The move comes a day after ASB Bank cut its long-term fixed mortgage rates, reaffirming signs that the highly competitive home loan market is returning to life.
ASB cut 15-25 basis points off its three-, four- and five-year terms yesterday, while also bringing its special two-year rate to an end.
While longer-term rates tend to sit at the fringes of home loan borrowing, Westpac has chosen to target the most popular bracket.
A spokesperson said 40 per cent of the bank's new customers were fixing up in the two-year range.
That tallies with Reserve Bank figures for all banks, which show $32.2 billion of home loans were locked into two-year rates during November, or 40 per cent of the total fixed lending.
Westpac's conditional rate is now the lowest in the two-year category, undercutting its closest competitors which are sitting on 5.15 per cent and 5.25 per cent.
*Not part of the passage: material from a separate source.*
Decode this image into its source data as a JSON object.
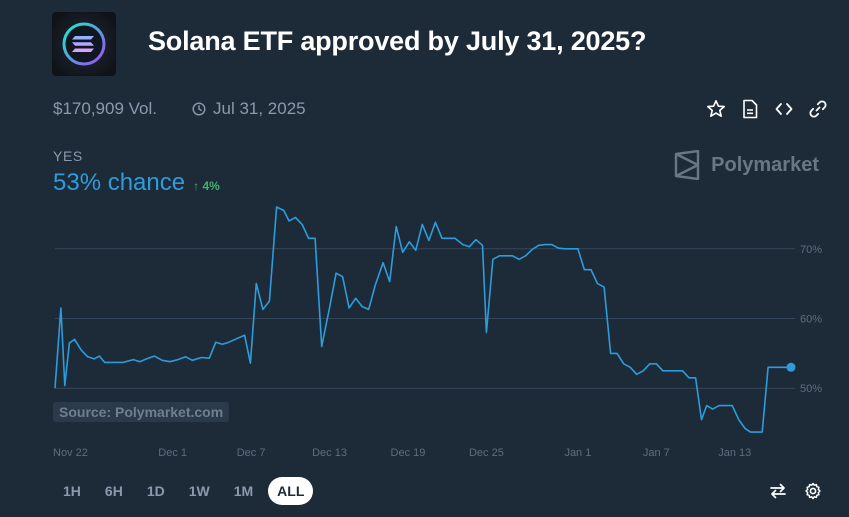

Renewed price cutting from Westpac and ASB is likely to spark new offers from competing lenders, as mortgage rate cuts typically happen in flurries.
A shock drop in annual inflation for the December quarter published last week added to the sentiment that interest rates will remain low for some time.
The Reserve Bank has kept its Official Cash Rate - which influences short-term mortgage rates - on hold at 2.5 per cent for almost two years. Economists expect it to remain unchanged until the end of the year or early 2014.
Leading investment strategists have also forecast a climate of rates remaining lower for longer over the next decade.